Now, go forth. Let it swing free. See how it feels to move among other men with that extra potency and power below the belt. Nice, right? A little brutish. A little primitive. It's like having a third ball—you're one up on other guys.
Of course, there are still legitimate occasions when only cash will do. Try to tuck your debit card into a G-string—or the shirt pocket of your favorite bartender. Back in the golden age of flashy cash, Frank Sinatra was known for never embarking on a night out with less than $10,000 in hundreds on hand, mostly for tips. Sadly, that kind of spectacle has gone out of style. (A young Leonardo DiCaprio immediately comes to mind, who famously bragged: "I'm the cheapest bastard in the world!" When he went out on the town, he was famous for driving the streets looking for a parking spot rather than paying for a garage.)

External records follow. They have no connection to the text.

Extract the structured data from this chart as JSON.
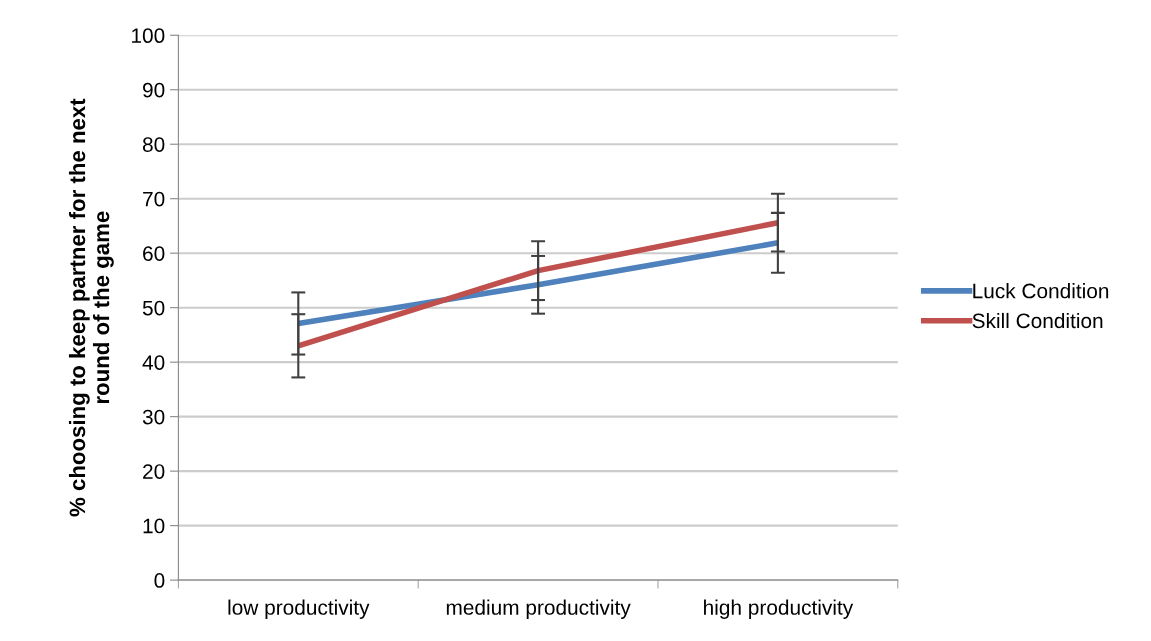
{
  "chart_data": {
    "type": "line",
    "ylabel": "% choosing to keep partner for the next\nround of the game",
    "categories": [
      "low productivity",
      "medium productivity",
      "high productivity"
    ],
    "series": [
      {
        "name": "Luck Condition",
        "color": "#4f81bd",
        "values": [
          47.1,
          54.2,
          61.9
        ],
        "errors": [
          5.7,
          5.3,
          5.5
        ]
      },
      {
        "name": "Skill Condition",
        "color": "#c0504d",
        "values": [
          43.0,
          56.8,
          65.6
        ],
        "errors": [
          5.8,
          5.4,
          5.3
        ]
      }
    ],
    "ylim": [
      0,
      100
    ],
    "yticks": [
      0,
      10,
      20,
      30,
      40,
      50,
      60,
      70,
      80,
      90,
      100
    ],
    "grid": "y",
    "legend": "right",
    "marker": "none",
    "line_style": "solid"
  }
}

"I think that our entire problem with money today is that we don't touch our money anymore," says our most popular personal-finance sage, star of TV and bestseller lists Suze Orman. "The only way to get back in touch with financial reality is to touch your money. The same as there is only one way to get in touch with your true sexuality: to touch or be touched. You can fantasize all you want about it, but you need to touch or be touched to make it real. But we don't touch our money, which is why it seems so unreal. We write checks. Kids think money comes out of the ATM machine."

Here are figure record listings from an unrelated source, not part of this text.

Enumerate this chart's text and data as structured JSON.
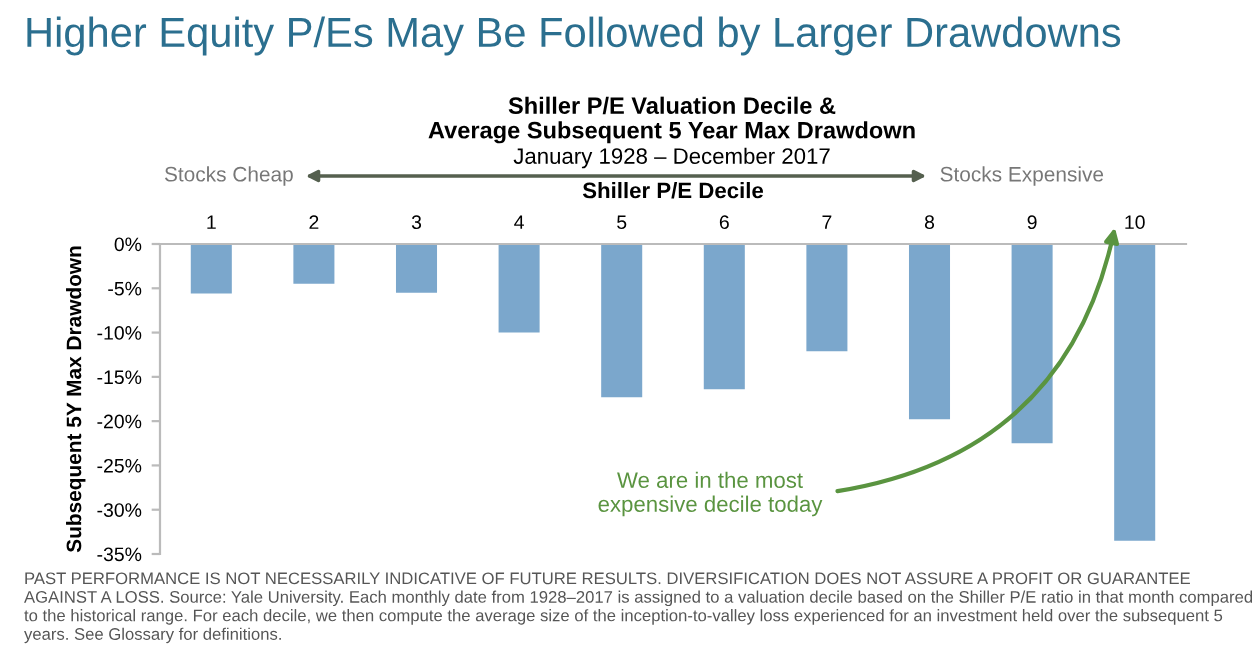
{
  "chart_data": {
    "type": "bar",
    "title": "Higher Equity P/Es May Be Followed by Larger Drawdowns",
    "subtitle": "Shiller P/E Valuation Decile &\nAverage Subsequent 5 Year Max Drawdown",
    "xlabel": "Shiller P/E Decile",
    "ylabel": "Subsequent 5Y Max Drawdown",
    "categories": [
      "1",
      "2",
      "3",
      "4",
      "5",
      "6",
      "7",
      "8",
      "9",
      "10"
    ],
    "values": [
      -5.6,
      -4.5,
      -5.5,
      -10.0,
      -17.3,
      -16.4,
      -12.1,
      -19.8,
      -22.5,
      -33.5
    ],
    "color": "#7ba7cc",
    "ylim": [
      -35,
      0
    ],
    "yticks": [
      {
        "value": 0,
        "label": "0%"
      },
      {
        "value": -5,
        "label": "-5%"
      },
      {
        "value": -10,
        "label": "-10%"
      },
      {
        "value": -15,
        "label": "-15%"
      },
      {
        "value": -20,
        "label": "-20%"
      },
      {
        "value": -25,
        "label": "-25%"
      },
      {
        "value": -30,
        "label": "-30%"
      },
      {
        "value": -35,
        "label": "-35%"
      }
    ],
    "grid": false,
    "legend": false,
    "annotations": [
      "January 1928 – December 2017",
      "Stocks Cheap",
      "Stocks Expensive",
      "We are in the most\nexpensive decile today",
      "PAST PERFORMANCE IS NOT NECESSARILY INDICATIVE OF FUTURE RESULTS. DIVERSIFICATION DOES NOT ASSURE A PROFIT OR GUARANTEE AGAINST A LOSS. Source: Yale University. Each monthly date from 1928–2017 is assigned to a valuation decile based on the Shiller P/E ratio in that month compared to the historical range. For each decile, we then compute the average size of the inception-to-valley loss experienced for an investment held over the subsequent 5 years. See Glossary for definitions."
    ]
  }
}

So yes, cash is dead. It's been on its way out at least since 1949, the year two New York businessmen who came up short when their lunch bill arrived decided to start Diners Club, the first credit-card company. But I had high hopes that the financial crisis of the late-aughts might bring cash back into style. After all, if you don't have it, you can't spend it. We tend to forget that when we use a credit card, we're simply buying cash from a bank and paying more than its face value. But that's not the case. By the end of 2016, data showed that American households were holding more credit card debt than ever before. And a study conducted by researchers at MIT found that students would agree to pay about twice as much for tickets to sporting events if they were buying with credit cards instead of cash. It's called the "credit-card premium." Simply put: it means you'll agree to spend more than things are worth if you can use plastic.
Unless you're using a smartphone, of course.